The management of kidney trauma depends on the hemodynamic state of the patient and the associated injuries. Conservative treatment is sufficient for the vast majority of blunt kidney trauma [4,7,13]. Conservative treatment was maintained as our patient was stable despite the presence of a large urohematoma. This attitude can be prudently taken so long as it is not a Chatelain Grade V injury, as kidney injuries alone rarely lead to hemodynamic instability [14]. In addition, isolated urinary leaks regress spontaneously in about 80% of cases and should not be operated [14]. In all cases, radiological monitoring is required for these patients and urine drainage may be induced by placing a percutaneous nephrostomy or JJ stent in case of persistent urinary leakage, urinoma, or infection [15,16].

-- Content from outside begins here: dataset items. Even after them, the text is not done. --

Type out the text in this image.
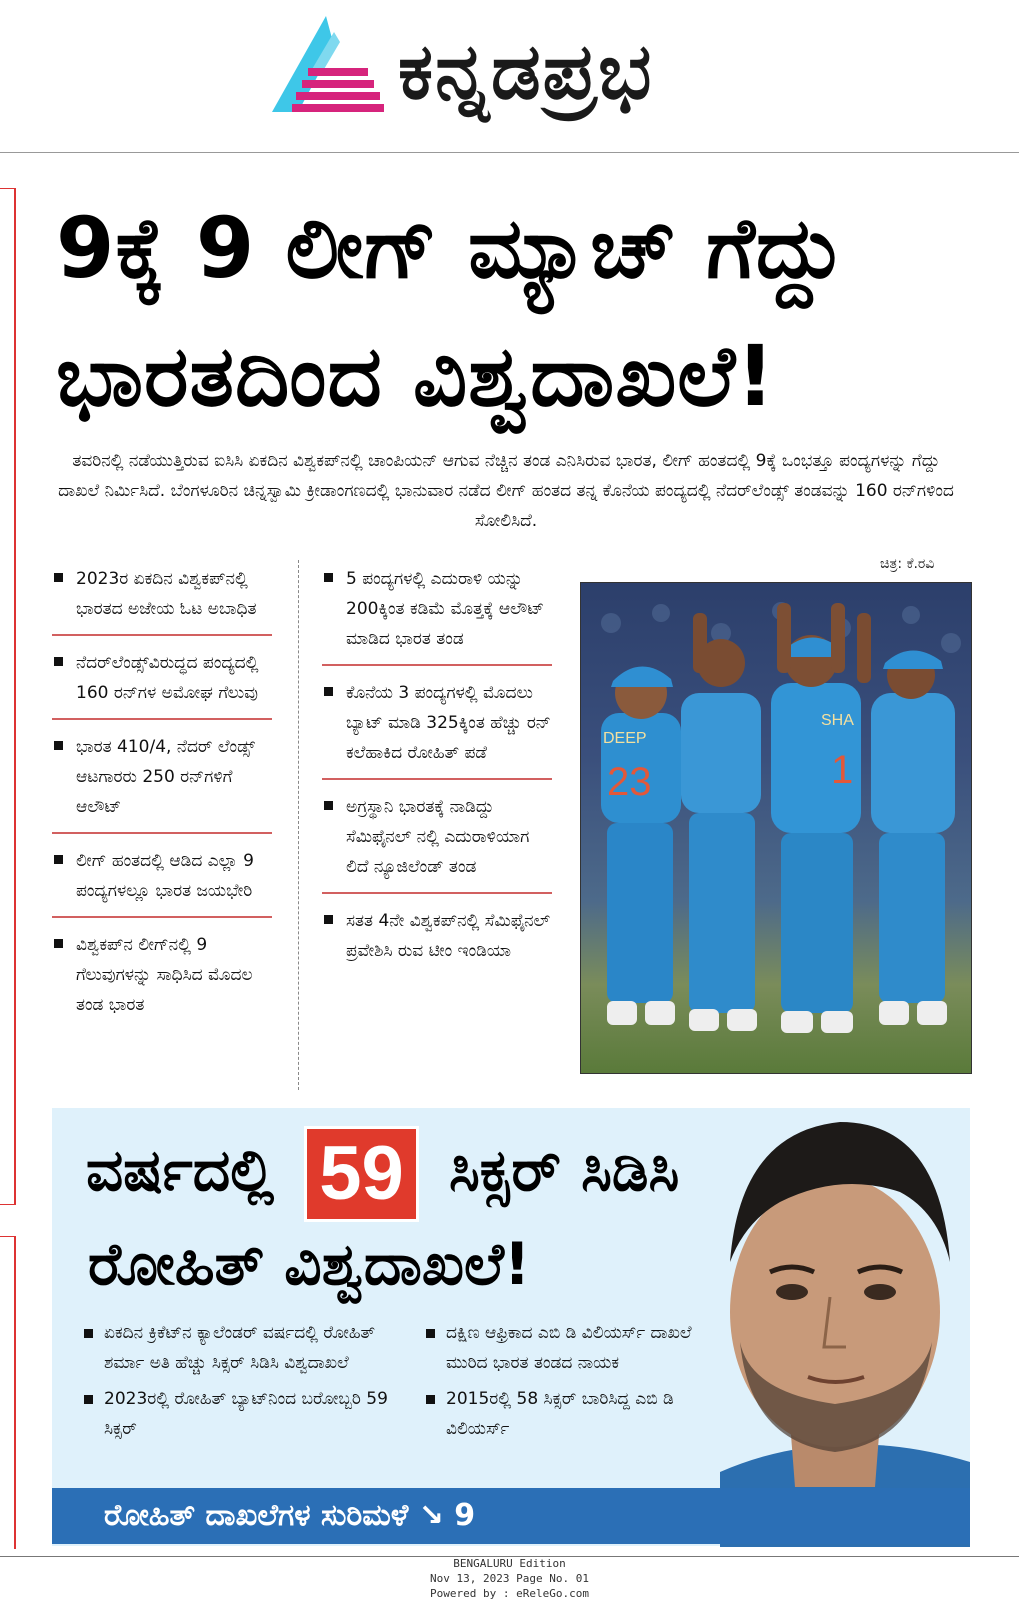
ಕನ್ನಡಪ್ರಭ
9ಕ್ಕೆ 9 ಲೀಗ್ ಮ್ಯಾಚ್ ಗೆದ್ದು
ಭಾರತದಿಂದ ವಿಶ್ವದಾಖಲೆ!
ತವರಿನಲ್ಲಿ ನಡೆಯುತ್ತಿರುವ ಐಸಿಸಿ ಏಕದಿನ ವಿಶ್ವಕಪ್‌ನಲ್ಲಿ ಚಾಂಪಿಯನ್ ಆಗುವ ನೆಚ್ಚಿನ ತಂಡ ಎನಿಸಿರುವ ಭಾರತ, ಲೀಗ್ ಹಂತದಲ್ಲಿ 9ಕ್ಕೆ ಒಂಭತ್ತೂ ಪಂದ್ಯಗಳನ್ನು ಗೆದ್ದು ದಾಖಲೆ ನಿರ್ಮಿಸಿದೆ. ಬೆಂಗಳೂರಿನ ಚಿನ್ನಸ್ವಾಮಿ ಕ್ರೀಡಾಂಗಣದಲ್ಲಿ ಭಾನುವಾರ ನಡೆದ ಲೀಗ್ ಹಂತದ ತನ್ನ ಕೊನೆಯ ಪಂದ್ಯದಲ್ಲಿ ನೆದರ್‌ಲೆಂಡ್ಸ್ ತಂಡವನ್ನು 160 ರನ್‌ಗಳಿಂದ ಸೋಲಿಸಿದೆ.
2023ರ ಏಕದಿನ ವಿಶ್ವಕಪ್‌ನಲ್ಲಿ ಭಾರತದ ಅಜೇಯ ಓಟ ಅಬಾಧಿತ
ನೆದರ್‌ಲೆಂಡ್ಸ್‌ವಿರುದ್ಧದ ಪಂದ್ಯದಲ್ಲಿ 160 ರನ್‌ಗಳ ಅಮೋಘ ಗೆಲುವು
ಭಾರತ 410/4, ನೆದರ್ ಲೆಂಡ್ಸ್ ಆಟಗಾರರು 250 ರನ್‌ಗಳಿಗೆ ಆಲೌಟ್
ಲೀಗ್ ಹಂತದಲ್ಲಿ ಆಡಿದ ಎಲ್ಲಾ 9 ಪಂದ್ಯಗಳಲ್ಲೂ ಭಾರತ ಜಯಭೇರಿ
ವಿಶ್ವಕಪ್‌ನ ಲೀಗ್‌ನಲ್ಲಿ 9 ಗೆಲುವುಗಳನ್ನು ಸಾಧಿಸಿದ ಮೊದಲ ತಂಡ ಭಾರತ
5 ಪಂದ್ಯಗಳಲ್ಲಿ ಎದುರಾಳಿ ಯನ್ನು 200ಕ್ಕಿಂತ ಕಡಿಮೆ ಮೊತ್ತಕ್ಕೆ ಆಲೌಟ್ ಮಾಡಿದ ಭಾರತ ತಂಡ
ಕೊನೆಯ 3 ಪಂದ್ಯಗಳಲ್ಲಿ ಮೊದಲು ಬ್ಯಾಟ್ ಮಾಡಿ 325ಕ್ಕಿಂತ ಹೆಚ್ಚು ರನ್ ಕಲೆಹಾಕಿದ ರೋಹಿತ್ ಪಡೆ
ಅಗ್ರಸ್ಥಾನಿ ಭಾರತಕ್ಕೆ ನಾಡಿದ್ದು ಸೆಮಿಫೈನಲ್ ನಲ್ಲಿ ಎದುರಾಳಿಯಾಗ ಲಿದೆ ನ್ಯೂಜಿಲೆಂಡ್ ತಂಡ
ಸತತ 4ನೇ ವಿಶ್ವಕಪ್‌ನಲ್ಲಿ ಸೆಮಿಫೈನಲ್ ಪ್ರವೇಶಿಸಿ ರುವ ಟೀಂ ಇಂಡಿಯಾ
ಚಿತ್ರ: ಕೆ.ರವಿ
DEEP
23
SHA
1
ವರ್ಷದಲ್ಲಿ 59 ಸಿಕ್ಸರ್ ಸಿಡಿಸಿ
ರೋಹಿತ್ ವಿಶ್ವದಾಖಲೆ!
ಏಕದಿನ ಕ್ರಿಕೆಟ್‌ನ ಕ್ಯಾಲೆಂಡರ್ ವರ್ಷದಲ್ಲಿ ರೋಹಿತ್ ಶರ್ಮಾ ಅತಿ ಹೆಚ್ಚು ಸಿಕ್ಸರ್ ಸಿಡಿಸಿ ವಿಶ್ವದಾಖಲೆ
2023ರಲ್ಲಿ ರೋಹಿತ್ ಬ್ಯಾಟ್‌ನಿಂದ ಬರೋಬ್ಬರಿ 59 ಸಿಕ್ಸರ್
ದಕ್ಷಿಣ ಆಫ್ರಿಕಾದ ಎಬಿ ಡಿ ವಿಲಿಯರ್ಸ್ ದಾಖಲೆ ಮುರಿದ ಭಾರತ ತಂಡದ ನಾಯಕ
2015ರಲ್ಲಿ 58 ಸಿಕ್ಸರ್ ಬಾರಿಸಿದ್ದ ಎಬಿ ಡಿ ವಿಲಿಯರ್ಸ್
ರೋಹಿತ್ ದಾಖಲೆಗಳ ಸುರಿಮಳೆ ↘ 9
BENGALURU Edition
Nov 13, 2023 Page No. 01
Powered by : eReleGo.com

The 2004 International Consensus Conference recommends that an AAST Grade 4 injury requires CT scan monitoring at 36 and 72 h, with a late phase acquisition in search of associated injuries to the ureter [9]. In our case, the follow-up of the patient was unremarkable.


CONCLUSION


Blunt abdominal trauma on a horseshoe kidney is rare. Four-phase CT scan is the best imaging modality to classify any occurring injury to establish an appropriate therapeutic method. Non-operative approach is currently the preferred therapeutic option, but this depends on the hemodynamic state of the patient.